Use novel visulization and analysis, we uncovered new time varying and spatial patterns in fatal OOD rates not previously reported. Identified shifts in fatal OOD rates by sex, age, and race/ethnicity can inform location-specific field actions targeting subpopulations at disproportionally high risk.
(Check our publication:
Opioid-related mortality: Dynamic temporal and spatial trends by drug type and demographic subpopulations, Massachusetts, 2005-2021. )
We have highlighted how Bayesian spatiotemporal models have been successfully used to predict opioid-related deaths,
at the ZIP Code level in Massachusetts. The aim is to provide information for public health interventions.
By analyzing data from 2005 to 2019 and incorporating demographic and socioeconomic factors, our models have shown improved
accuracy especially when considering the spatial dynamics of neighborhoods. Interestingly our models performed better in urban areas
compared to rural regions with lower population density. Predictions indicated a potential stabilization in opioid-related deaths
for 2020-2021 based on past trends. These models can guide public health decisions and can be replicated in other jurisdictions
and at varying temporal and geographical levels, emphasizing the need for collaborative modeling efforts in opioid overdose predictions.
(Check our publication:
Small area forecasting of opioid-related mortality: Bayesian spatiotemporal dynamic modeling approach. )
We proposed a novel Bayesian spatial-temporal approach to identify and quantify severe acute respiratory syndrome coronavirus 2
(SARS-CoV-2) testing disparities for small area estimation. Using a Bayesian inseparable space-time model framework, we
estimated the testing positivity rate (TPR) at geographically granular areas of the census block groups (CBGs). Next,
we adopted a rank-based approach to compare the estimated TPR and the testing rate to identify areas with testing deficiency
and quantify the number of needed tests. Applying this to data from Cameron County, Texas, from March 2020 to February 2022,
we identified the CBGs that had experienced substantial testing deficiency, quantified the number of tests that should have been
conducted in these areas, and evaluated the short- and long-term testing disparities. Our proposed analytical framework offers
policymakers and public health practitioners a tool for understanding SARS-CoV-2 testing disparities in geographically small communities.

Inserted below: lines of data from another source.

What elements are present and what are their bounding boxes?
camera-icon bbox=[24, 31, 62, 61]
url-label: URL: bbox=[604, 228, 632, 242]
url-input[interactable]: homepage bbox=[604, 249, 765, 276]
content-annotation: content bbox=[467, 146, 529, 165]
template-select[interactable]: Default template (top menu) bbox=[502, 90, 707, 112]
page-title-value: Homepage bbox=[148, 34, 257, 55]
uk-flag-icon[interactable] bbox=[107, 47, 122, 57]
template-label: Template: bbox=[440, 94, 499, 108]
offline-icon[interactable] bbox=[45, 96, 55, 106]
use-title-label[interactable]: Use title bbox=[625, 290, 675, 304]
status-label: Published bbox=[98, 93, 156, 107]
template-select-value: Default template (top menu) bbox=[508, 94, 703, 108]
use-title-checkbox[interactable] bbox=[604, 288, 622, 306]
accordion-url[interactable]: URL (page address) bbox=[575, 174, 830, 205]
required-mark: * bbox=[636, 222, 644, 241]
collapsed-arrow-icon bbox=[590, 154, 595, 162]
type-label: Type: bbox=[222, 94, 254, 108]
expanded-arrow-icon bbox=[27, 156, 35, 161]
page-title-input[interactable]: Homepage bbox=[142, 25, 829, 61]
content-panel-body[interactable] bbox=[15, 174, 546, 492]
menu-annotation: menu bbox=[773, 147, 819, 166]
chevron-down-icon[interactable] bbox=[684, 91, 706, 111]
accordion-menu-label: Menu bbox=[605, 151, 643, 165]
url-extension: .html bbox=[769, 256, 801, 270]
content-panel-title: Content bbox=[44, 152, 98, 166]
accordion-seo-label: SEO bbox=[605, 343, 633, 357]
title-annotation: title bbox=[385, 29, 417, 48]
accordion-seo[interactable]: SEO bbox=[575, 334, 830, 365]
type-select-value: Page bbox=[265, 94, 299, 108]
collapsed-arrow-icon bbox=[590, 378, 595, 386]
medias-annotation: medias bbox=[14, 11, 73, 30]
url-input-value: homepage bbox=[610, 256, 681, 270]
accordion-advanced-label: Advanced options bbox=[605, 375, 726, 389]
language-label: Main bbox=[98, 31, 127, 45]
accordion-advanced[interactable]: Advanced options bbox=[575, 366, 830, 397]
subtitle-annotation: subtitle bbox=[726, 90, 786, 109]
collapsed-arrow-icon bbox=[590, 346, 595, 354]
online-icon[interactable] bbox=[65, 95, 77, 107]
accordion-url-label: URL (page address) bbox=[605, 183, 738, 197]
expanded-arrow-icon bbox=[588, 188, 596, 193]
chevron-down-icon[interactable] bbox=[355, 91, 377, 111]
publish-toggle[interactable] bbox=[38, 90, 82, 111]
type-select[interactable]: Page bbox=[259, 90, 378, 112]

It could also aid COVID-19 response planning and inform intervention programs to improve goal setting and strategy implementation in
SARS-CoV-2 testing uptake.
(Check our publication:
A novel Bayesian spatial-temporal approach to quantify COVID-19 testing disparities for small area estimation. )
We reported the effective use of real-time geospatial analysis to identify barriers and gaps in COVID-19
vaccination in a minority population living in South Texas on the US-Mexico Border, to inform vaccination
campaign strategies. We developed 4 rank-based approaches to evaluate the vaccination gap at the census tract level,
which considered both population vulnerability and vaccination priority and eligibility. We identified areas with
the highest vaccination gaps using different assessment approaches.
(Check our publication:
Real-time geospatial analysis identifies gaps in COVID-19 vaccination in a minority population. )
We extend an interesting class of space–time models for infectious disease data proposed by Held and co-workers,
to analyse data on hand, foot and mouth disease, collected in the central north region of China over 2009–2011.
We provide a careful derivation of the model and extend the model class in two directions. First, we model the
disease transmission between age–gender strata, in addition to space and time. Second, we use our model for
inference on effective local reproductive numbers. (Check our publication:
Stratified space–time infectious disease modelling, with an application to hand, foot and mouth disease in China)
We develop a simple method to quickly obtain weekly stratum-specific estimates of the total number of cases attributable to each pathogen,
even when there are few cases subsampled. The estimates can then be used for modeling the pathogen-specific temporal dynamics of interest.
(Check our publication:
Time series modeling of pathogen-specific disease probabilities with incomplete data.)
We describe a model that was motivated by the need to analyze hand, foot, and mouth disease surveillance data in China.
The data are aggregated by geographical areas and by week, with the aims of the analysis being to gain insight into the space-time
dynamics and to make short-term predictions, which will aid in the implementation of public health campaigns in those areas with a
large predicted disease burden. The model we develop decomposes disease-risk into marginal spatial and temporal components and a
space-time interaction piece. The latter is the crucial element, and we use a tensor product spline model with a Markov random field
prior on the coefficients of the basis functions.
(Check our publication:
Bayesian penalized spline models for the analysis of spatio-temporal count data.)